Same issue, installed and remove right after.


What, are you afraid the NSA is going to steal your business ideas?

Of all the things I would not want spooks snooping, my meeting scrapbook is pretty low on the list.


I guess it depends on what you keep in your notebooks. Business notes in the cloud, fine. Personal stuff I keep notes on -- medical history, financial info, etc. -- all in the cloud, possibly encrypted with some key owned by MS also in their cloud, living forever? Nope.


Don't be silly, local notebooks are a really useful thing when flying and when out of range of cell service (like camping, which is a great time for continual thinking without distraction). Without a capability for offline notes it will be less useful than if it had that capability.
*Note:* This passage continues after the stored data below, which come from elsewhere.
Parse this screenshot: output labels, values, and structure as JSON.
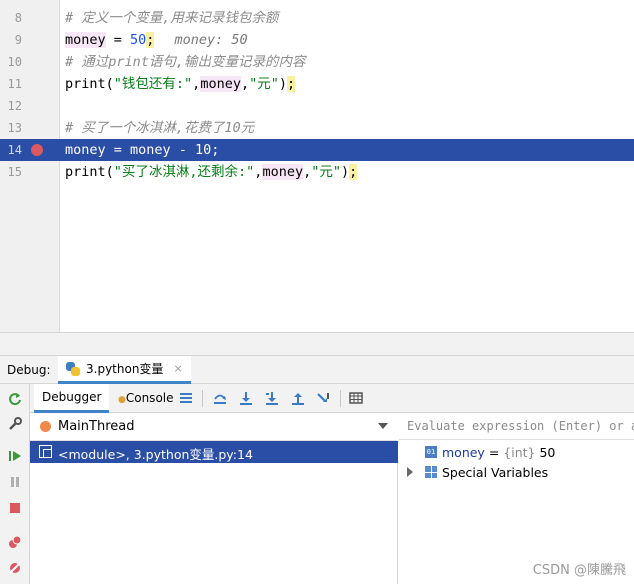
{
  "editor": {
    "lines": [
      {
        "num": "8",
        "parts": [
          {
            "t": "# 定义一个变量,用来记录钱包余额",
            "c": "cmt"
          }
        ]
      },
      {
        "num": "9",
        "parts": [
          {
            "t": "money",
            "c": "var-hl"
          },
          {
            "t": " = ",
            "c": ""
          },
          {
            "t": "50",
            "c": "num"
          },
          {
            "t": ";",
            "c": "paren-hl"
          },
          {
            "t": "money: 50",
            "c": "inline-val"
          }
        ]
      },
      {
        "num": "10",
        "parts": [
          {
            "t": "# 通过print语句,输出变量记录的内容",
            "c": "cmt"
          }
        ]
      },
      {
        "num": "11",
        "parts": [
          {
            "t": "print(",
            "c": ""
          },
          {
            "t": "\"钱包还有:\"",
            "c": "str"
          },
          {
            "t": ",",
            "c": ""
          },
          {
            "t": "money",
            "c": "var-hl"
          },
          {
            "t": ",",
            "c": ""
          },
          {
            "t": "\"元\"",
            "c": "str"
          },
          {
            "t": ")",
            "c": ""
          },
          {
            "t": ";",
            "c": "paren-hl"
          }
        ]
      },
      {
        "num": "12",
        "parts": []
      },
      {
        "num": "13",
        "parts": [
          {
            "t": "# 买了一个冰淇淋,花费了10元",
            "c": "cmt"
          }
        ]
      },
      {
        "num": "14",
        "current": true,
        "breakpoint": true,
        "parts": [
          {
            "t": "money = money - 10;",
            "c": ""
          }
        ]
      },
      {
        "num": "15",
        "parts": [
          {
            "t": "print(",
            "c": ""
          },
          {
            "t": "\"买了冰淇淋,还剩余:\"",
            "c": "str"
          },
          {
            "t": ",",
            "c": ""
          },
          {
            "t": "money",
            "c": "var-hl"
          },
          {
            "t": ",",
            "c": ""
          },
          {
            "t": "\"元\"",
            "c": "str"
          },
          {
            "t": ")",
            "c": ""
          },
          {
            "t": ";",
            "c": "paren-hl"
          }
        ]
      }
    ]
  },
  "debug": {
    "label": "Debug:",
    "run_tab": "3.python变量",
    "close_glyph": "×",
    "tabs": {
      "debugger": "Debugger",
      "console": "Console"
    },
    "thread": "MainThread",
    "frame": "<module>, 3.python变量.py:14",
    "eval_placeholder": "Evaluate expression (Enter) or add a watch (Ctrl+Shift+Enter)",
    "variables": [
      {
        "name": "money",
        "eq": " = ",
        "type": "{int}",
        "value": " 50",
        "icon": "01"
      }
    ],
    "special_vars": "Special Variables"
  },
  "watermark": "CSDN @陳騰飛",
  "colors": {
    "current_line": "#2a4ea6",
    "breakpoint": "#db5860",
    "tab_underline": "#4083c9"
  }
}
You can work offline just fine. Notebooks will sync when you are back online. Seems like that covers all of your use cases just fine.

Not sure how well the merges work in practice, though.


   > Not sure how well the merges work in practice, though.
Not too well in Evernote has been my experience. It seems like every time I work on something offline for any length of time it gets into a manual merge bucket.


So there's a local cached copy that you can back up if you're a stickler for keeping local backups of your data?